Yang Mulia Surgawi Yue seharusnya telah terperangkap oleh cahaya pedang Tuan Muda Zixiao ketika dia mundur ke Sungai Kekacauan Keempat Belas. Dia telah memutus kecapi dan ‘membunuhnya’.
“Di masa depan, ketika aku kembali ke masa lalu, aku akan kembali ke waktu ketika Tuan Muda Zixiao menyerang dan menyelamatkanmu.”
Qin Mu menyimpan kecapinya dan berjalan keluar dari Aula Kekacauan. Lengan bajunya berkibar saat dia meninggalkan Lautan Kekacauan.

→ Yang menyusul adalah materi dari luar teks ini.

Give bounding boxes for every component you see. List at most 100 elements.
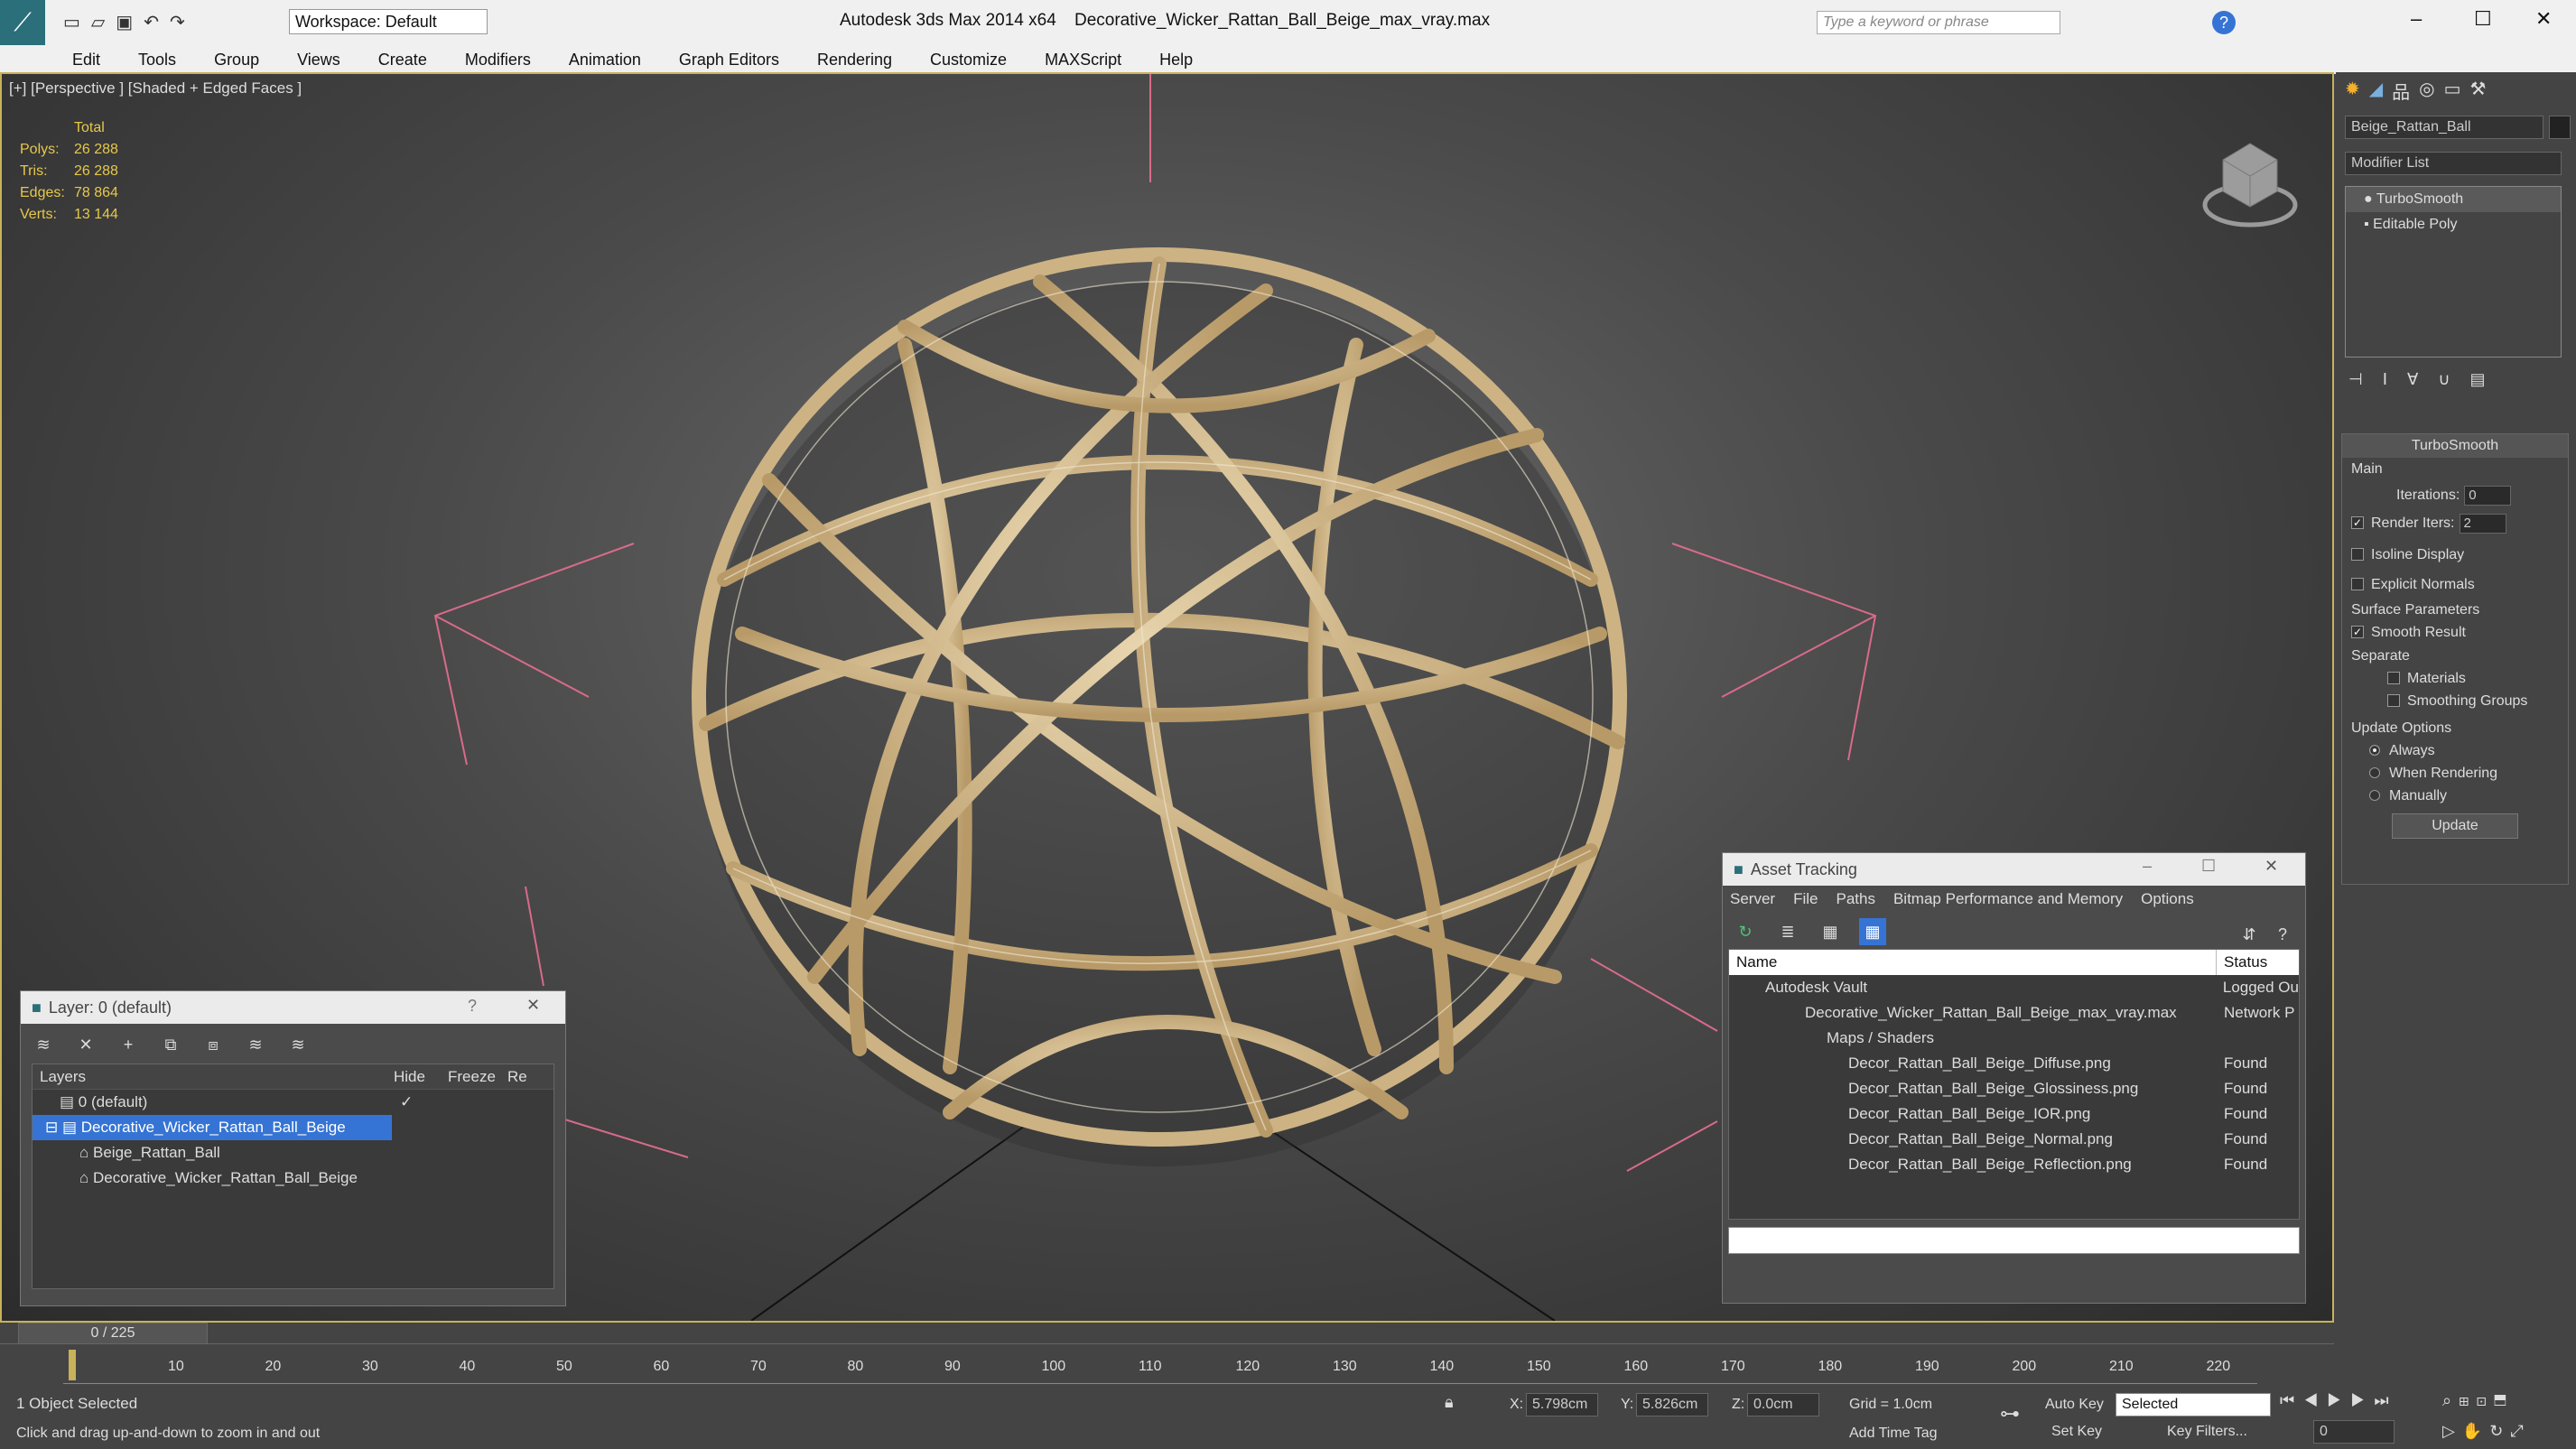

“Yue, bagimu, seharusnya hanya saat kau jatuh ke sungai dan bisa bertemu denganku dalam sekejap, tetapi bagiku, aku tidak tahu berapa lama aku harus menunggu. Waktu yang kau tunggu sangat singkat, tetapi waktu yang harus kutunggu sangat lama.”
Senyum muncul di wajah Qin Mu, dan tatapannya menjadi semakin dalam. “Namun, kita bisa bertemu lagi!”